A Rhapsody in Book Smell
EVERYBODY WHO GETS SHOWN A STACK ON A TOUR: Wow! It even smells like literature in here!
ME (smugly): Just another little service we provide.
A few years ago, the neologism e-book was on everyone’s lips. When the first general-consumer e-readers were introduced c. 1998, the New York Times predicted a massive move screenward. What would happen to print collections, to publishers, to the less technically inclined, when all reading happened electronically?
In the library world, we were staving off panic with wit like this:
Let me be clear: the Library encourages all kinds of reading, on any medium. Just take a peek at our growing e-book offerings! But we are built on this 300,000-strong print collection, and it was tragic to contemplate its potential supercession.
Then human nature clicked in. Here’s a Times writer five years ago, feeling his way back to a full reading experience with print books—and their smell. The year after, Scientific American backed up that instinct with neuroscience. It turns out that the tactile interactiveness of print—the heft, the crackle, the shape of your location on page or in volume, and those papery, gluey aromas—intertwines with the human brain in a way that screens simply do not.
Perhaps, as Library trustee Shirley Hazzard once intoned to me, "The book is a perfect form."
Now book smell is having a pop-culture moment, with even parfumiers and candlestick-makers selling it treelessly. Get your own hit of nostalgia, they suggest, or attract a nerdy mate. I first encountered this charmingly named line of candles as a mere conversation piece at the Astoria Bookshop, where print reigns. I still bought one as an amusement for a Sherlockian friend—paired, naturally, with a used print book.
But while it's nice to have science and capitalism on my side, let me both analyze and celebrate. Because I love to sniff books, and I don’t care who knows it.

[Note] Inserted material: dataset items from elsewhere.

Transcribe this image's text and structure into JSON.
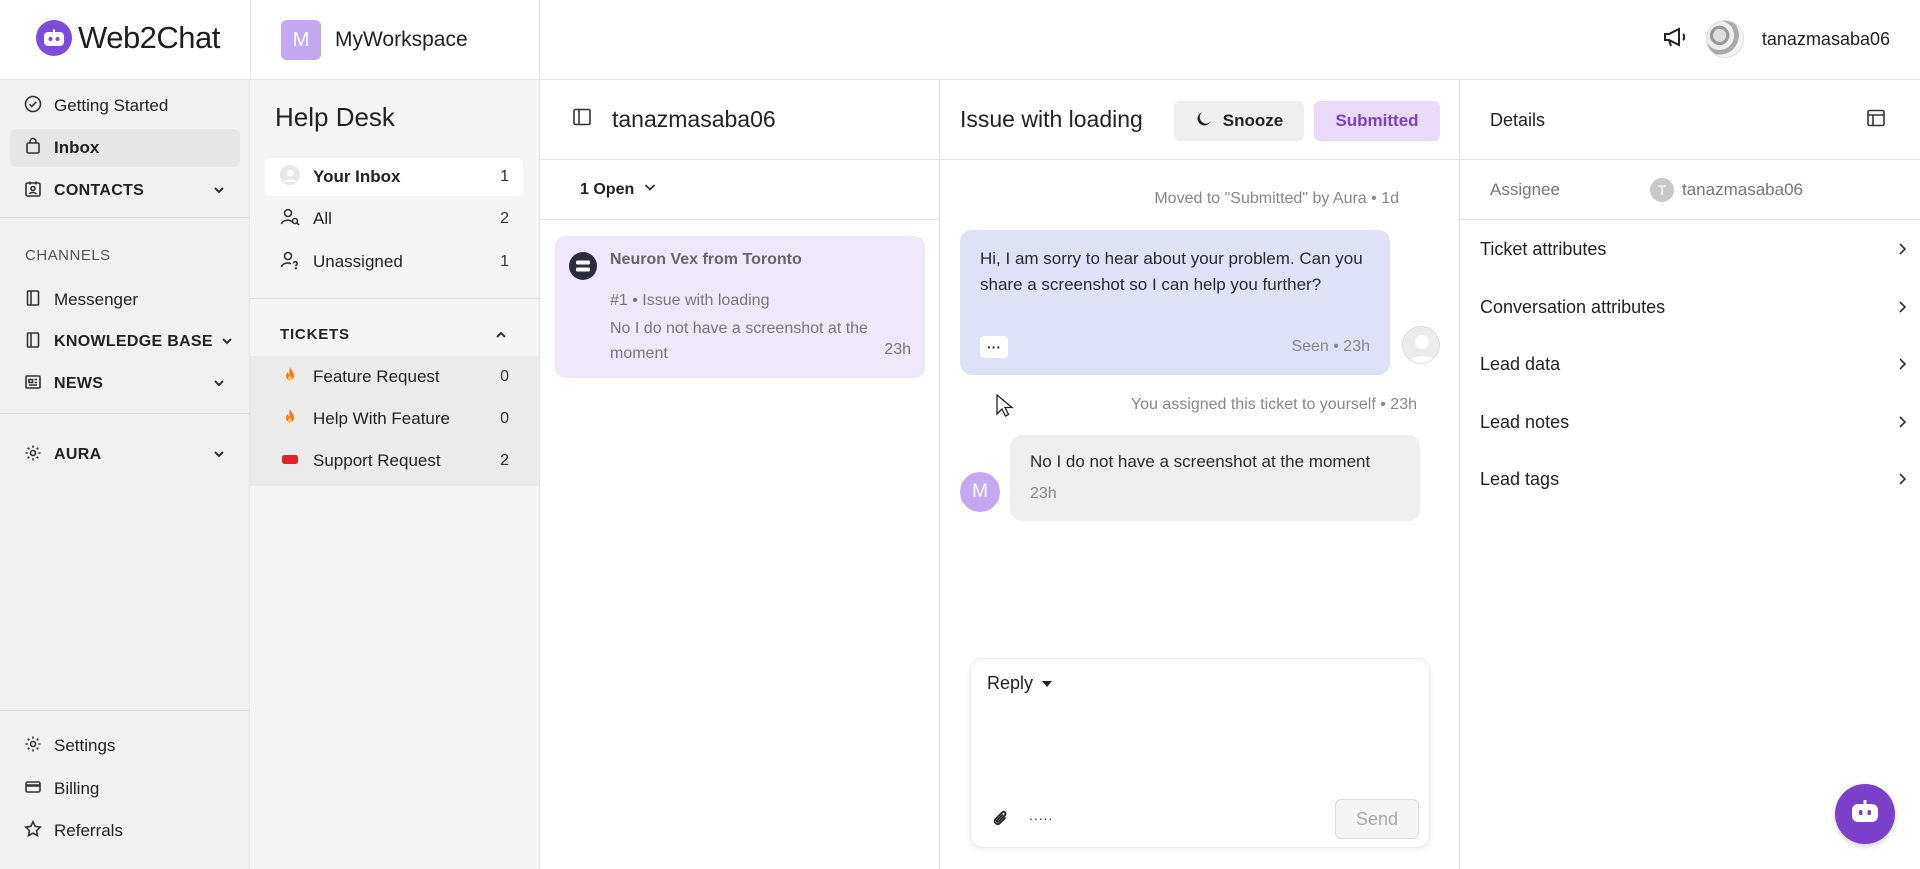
{
  "app": {
    "logo_text": "Web2Chat",
    "brand_color": "#7c4ddb"
  },
  "workspace": {
    "initial": "M",
    "name": "MyWorkspace"
  },
  "topbar": {
    "username": "tanazmasaba06"
  },
  "sidebar": {
    "items": [
      {
        "label": "Getting Started",
        "icon": "check-circle-icon"
      },
      {
        "label": "Inbox",
        "icon": "inbox-icon",
        "active": true
      },
      {
        "label": "CONTACTS",
        "icon": "contacts-icon"
      }
    ],
    "channels_label": "CHANNELS",
    "channels": [
      {
        "label": "Messenger",
        "icon": "book-icon"
      },
      {
        "label": "KNOWLEDGE BASE",
        "icon": "book-icon"
      },
      {
        "label": "NEWS",
        "icon": "newspaper-icon"
      }
    ],
    "aura_label": "AURA",
    "bottom": [
      {
        "label": "Settings",
        "icon": "gear-icon"
      },
      {
        "label": "Billing",
        "icon": "card-icon"
      },
      {
        "label": "Referrals",
        "icon": "star-icon"
      }
    ]
  },
  "helpdesk": {
    "title": "Help Desk",
    "views": [
      {
        "label": "Your Inbox",
        "count": "1"
      },
      {
        "label": "All",
        "count": "2"
      },
      {
        "label": "Unassigned",
        "count": "1"
      }
    ],
    "tickets_label": "TICKETS",
    "tickets": [
      {
        "label": "Feature Request",
        "count": "0"
      },
      {
        "label": "Help With Feature",
        "count": "0"
      },
      {
        "label": "Support Request",
        "count": "2"
      }
    ]
  },
  "convlist": {
    "title": "tanazmasaba06",
    "filter": "1 Open",
    "card": {
      "name": "Neuron Vex from Toronto",
      "subject": "#1 • Issue with loading",
      "preview": "No I do not have a screenshot at the moment",
      "time": "23h"
    }
  },
  "conversation": {
    "title": "Issue with loading",
    "snooze_label": "Snooze",
    "status_label": "Submitted",
    "system_1": "Moved to \"Submitted\" by Aura • 1d",
    "agent_message": "Hi, I am sorry to hear about your problem. Can you share a screenshot so I can help you further?",
    "agent_more": "···",
    "agent_seen": "Seen • 23h",
    "system_2": "You assigned this ticket to yourself • 23h",
    "user_initial": "M",
    "user_message": "No I do not have a screenshot at the moment",
    "user_time": "23h",
    "reply_mode": "Reply",
    "toolbar_dots": ".....",
    "send_label": "Send"
  },
  "details": {
    "title": "Details",
    "assignee_label": "Assignee",
    "assignee_initial": "T",
    "assignee_name": "tanazmasaba06",
    "sections": [
      "Ticket attributes",
      "Conversation attributes",
      "Lead data",
      "Lead notes",
      "Lead tags"
    ]
  }
}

That boiling July when we lined up into the night for the last Harry Potter,
and a waft of promise from the super-mass-produced heavy hardcover overcame even the fear of spoilers...
The shiny new weak-spine pong of the Schirmer score when I got cast in my next Gilbert & Sullivan...
The strange look from my subway neighbor when I enhanced my commute with the scent of academia...
The chemical-plant tang of ink from a sticky-paged graphic novel...
And surely our specific rebound Thomas Merton bestows a whiff of heaven.
In her new My Life with Bob, Pamela Paul writes,
"Some people are perfectly content with the mere reading of books...For these people, it's all about content. I envy their focus and their discipline. Because there is also the other sort, the kind who gets all caught up in the rest of the book - even when it's not read. My sort wants the book in its entirety. We need to touch it, to examine the weight of its paper and the way text is laid out on the page. People like me open books and inhale the binding, favoring the scents of certain glues over others, breathing them in like incense even as the chemicals poison our brains. We consume them."
Book-sniffing is free to the public on the first floor. Members are welcome to browse the stacks for the vintage of their choice. Or if you’ve got nothing but a screen to hand, my sympathies—but you can learn more about olfaction from this past event.
May all your senses bring you happy reading.